2013-05-25 [Sideways]: Roland blinked. She hadnt answered his question, but that was fine. "We remember our fathers at their best. And that's for the best." He handed her the winstons back, pointing to the writing on the side. "What does that say?"

2013-05-25 [Sideways]: He raised his eyebrows and nodded. It was interesting that such a finely crafted box would have such trivial information on it. It was difficult to lead her into an information dump. But pethaps that was a good thing in the long run. He was only fishing for a distraction, something to dissapate this ugly feeling of wrongness.
"You seem to love and admire your father. His memory serves you better than most living fathers serve their children." She may have not said what became of her father, but past tense meant dead, sure as shit.

He looked at the door, then up to the sun that was passing to the point that the tree that Roland had called a "willow" was shading them from it. The tree did have the long hanging tendrils of a weeping willow, but its base was a gnarled, viney and tentacle-like structure more akin to a cyprus tree.

2013-05-25 [Sideways]: He nodded. Sympathy wasnt his strong suit, and he was starting to feel somewhat uncomfortable. He changed the subject.
"I'm afraid of that door," he said. "Ive never seen these... things before, but your door was no different. It was magic, it was strange, and I felt nothing." He read the words again.
THE PRISONER
"But I have to open it."

2013-05-25 [Sideways]: He looked at her.
"I don't know." His eyes were as flat and matter of fact as his tone.
"When I go in, my body will stay here. I don't know where it goes, or who is on the other side..." he stood. "You'll see through it. But don't go in." He took one step, then looked at her again, thinking something else needed to be said. But nothing came to mind. He grasped the doorknob.

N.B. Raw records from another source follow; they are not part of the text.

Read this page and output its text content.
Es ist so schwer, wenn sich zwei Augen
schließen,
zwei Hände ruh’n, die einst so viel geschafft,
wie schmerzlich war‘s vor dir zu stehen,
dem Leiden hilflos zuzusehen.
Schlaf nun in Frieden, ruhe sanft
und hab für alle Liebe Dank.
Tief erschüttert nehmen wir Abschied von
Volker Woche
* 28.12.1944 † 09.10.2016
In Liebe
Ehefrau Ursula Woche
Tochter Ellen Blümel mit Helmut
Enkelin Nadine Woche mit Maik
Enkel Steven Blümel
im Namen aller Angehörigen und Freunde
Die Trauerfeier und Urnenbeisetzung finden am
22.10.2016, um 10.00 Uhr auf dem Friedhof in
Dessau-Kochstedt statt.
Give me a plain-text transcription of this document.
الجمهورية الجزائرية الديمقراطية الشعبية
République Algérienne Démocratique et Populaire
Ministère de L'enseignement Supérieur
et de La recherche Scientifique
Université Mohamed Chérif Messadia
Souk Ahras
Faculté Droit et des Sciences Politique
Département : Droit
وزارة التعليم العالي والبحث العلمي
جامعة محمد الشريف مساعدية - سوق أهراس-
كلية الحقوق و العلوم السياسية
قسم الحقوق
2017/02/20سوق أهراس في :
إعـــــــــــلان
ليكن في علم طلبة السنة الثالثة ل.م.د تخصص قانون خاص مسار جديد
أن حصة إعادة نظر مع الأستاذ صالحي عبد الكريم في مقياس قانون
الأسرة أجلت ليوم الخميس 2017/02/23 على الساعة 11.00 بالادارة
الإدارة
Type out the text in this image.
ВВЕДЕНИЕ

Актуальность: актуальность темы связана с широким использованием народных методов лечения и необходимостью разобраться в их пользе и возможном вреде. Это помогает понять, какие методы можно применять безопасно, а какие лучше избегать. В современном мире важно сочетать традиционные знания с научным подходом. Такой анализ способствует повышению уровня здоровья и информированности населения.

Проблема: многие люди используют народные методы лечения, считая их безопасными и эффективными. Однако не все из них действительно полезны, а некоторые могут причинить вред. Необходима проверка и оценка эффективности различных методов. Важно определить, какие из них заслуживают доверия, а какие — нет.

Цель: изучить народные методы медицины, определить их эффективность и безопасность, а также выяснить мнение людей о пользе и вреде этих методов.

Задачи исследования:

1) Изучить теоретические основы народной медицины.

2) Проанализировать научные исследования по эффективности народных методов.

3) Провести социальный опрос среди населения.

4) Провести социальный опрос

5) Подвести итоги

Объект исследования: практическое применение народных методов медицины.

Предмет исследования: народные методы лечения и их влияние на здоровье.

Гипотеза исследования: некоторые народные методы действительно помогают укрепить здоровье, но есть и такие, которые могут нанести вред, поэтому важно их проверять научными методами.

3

2013-05-25 [Sideways]: Inwardly he was upset that he'd gotten himself to open the door, and she prevented him. Her eyes were buggy and lolling about again. He took a deep breath and sighed it out.
"Fear is strong, and wil is stronger, Jaqi-sai." He looked her in the eyes, pinning her with them like a snake pins a mouse. "But strongest of all is Ka. Even if I don't want to open the door, I don't have a choice."

2013-05-25 [Sideways]: "I must do that as well," he said, and actually smiled at her. "Maybe you can fix lunch while you wait." He opened the door.

Through the doorway, a white wall was visible. The view blurred as it shifted back to a book in a pair of white hands. Male hands. The hands were loosely holding the book on a lap wearing blue jeans, seated on a bed. Then the eyes looked to a window. The room appeared small and unadorned. Roland nodded. Didnt look near as bad as the last one
"I'll return," he said, and crouched lower as he walked in. His body collapsed, crumpling into a druken kneeling position. His eyes stayed open.